December 24, 2003

Subway v. Starbucks

An interesting puzzle at Professor Bainbridge about why Subways are franchises and Starbucks are corporately owned.

But more importantly, it's a cool example of how academic bloggers can latch onto an issue and write some pretty smart stuff about the topic, coming from multiple disciplines, in a matter of days. I can only assume that the future will simply bring much more of this dynamic, focused, but ephemeral collaboration. Interesting stuff....

I'm wondering about the different advertising models the two use, namely none for Starbucks and a lot for Subway. Is this a separate phenomenon, or tied to the same underlying structural features as the franchise/corporate question?

Posted by richard at December 24, 2003 07:39 PM
Comments

This is an interesting question. My understanding (from a discussion a year ago with MA) is that the principle question of franchise/branch is one of capital. Branches are more profitable on a store-by-store basis, but rollout is slower because it is capital intensive.

Bringing in advertising to the equation is quite interesting, since it is also capital intensive. At first, I was surprised but upon further reflection it makes sense to me. Subway is pursuing a "weed" strategy, with cheap seeds (franchises) and lots of water and fertilizer (advertising).

As for Starbucks, we found some merit to the "flood the zone" strategy at Oliver, Wyman & Co. If you compare the share of branches to the share of deposits within a market, you can observe an "s" pattern.
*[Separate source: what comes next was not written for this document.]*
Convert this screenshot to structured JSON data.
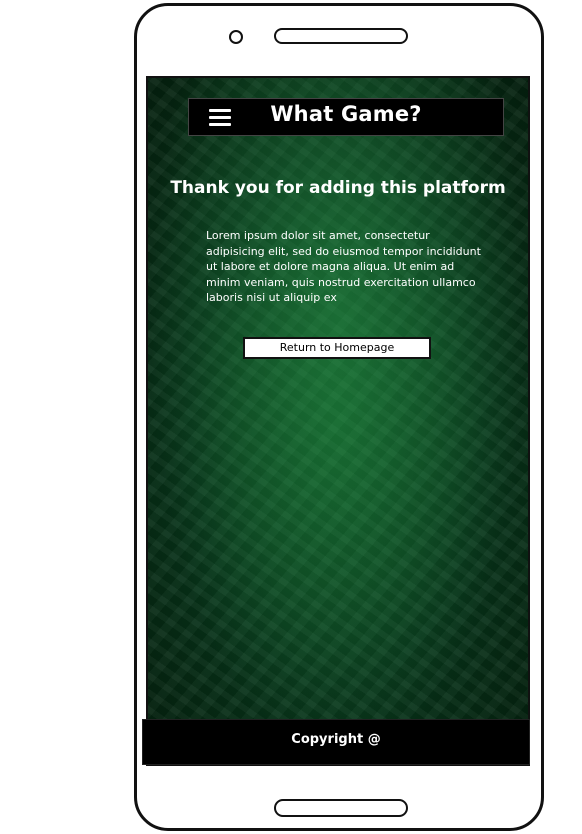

At first, the marginal deposits increases as you add new branches. At an inflection point, the marginal deposits start to decline per branch and taper off quickly.

With this knowledge, the smart bank can build the right number of branches within a market to capture the optimal share of deposits per branch. For starbucks, this might mean that they might capture %60 of the coffee sales within a particular neighborhood just by owning 40% of its coffee shops.

Adding McDonalds to the equation is even more interesting, since they have a mixed franchise/branch strategy. How do they decide what to do in each market? I don't know.

But I think it points to a flawed assumption in the article: just because the business is similar (or identical in McD's case) doesn't mean that you should necessarily expect to see just one strategy in the marketplace.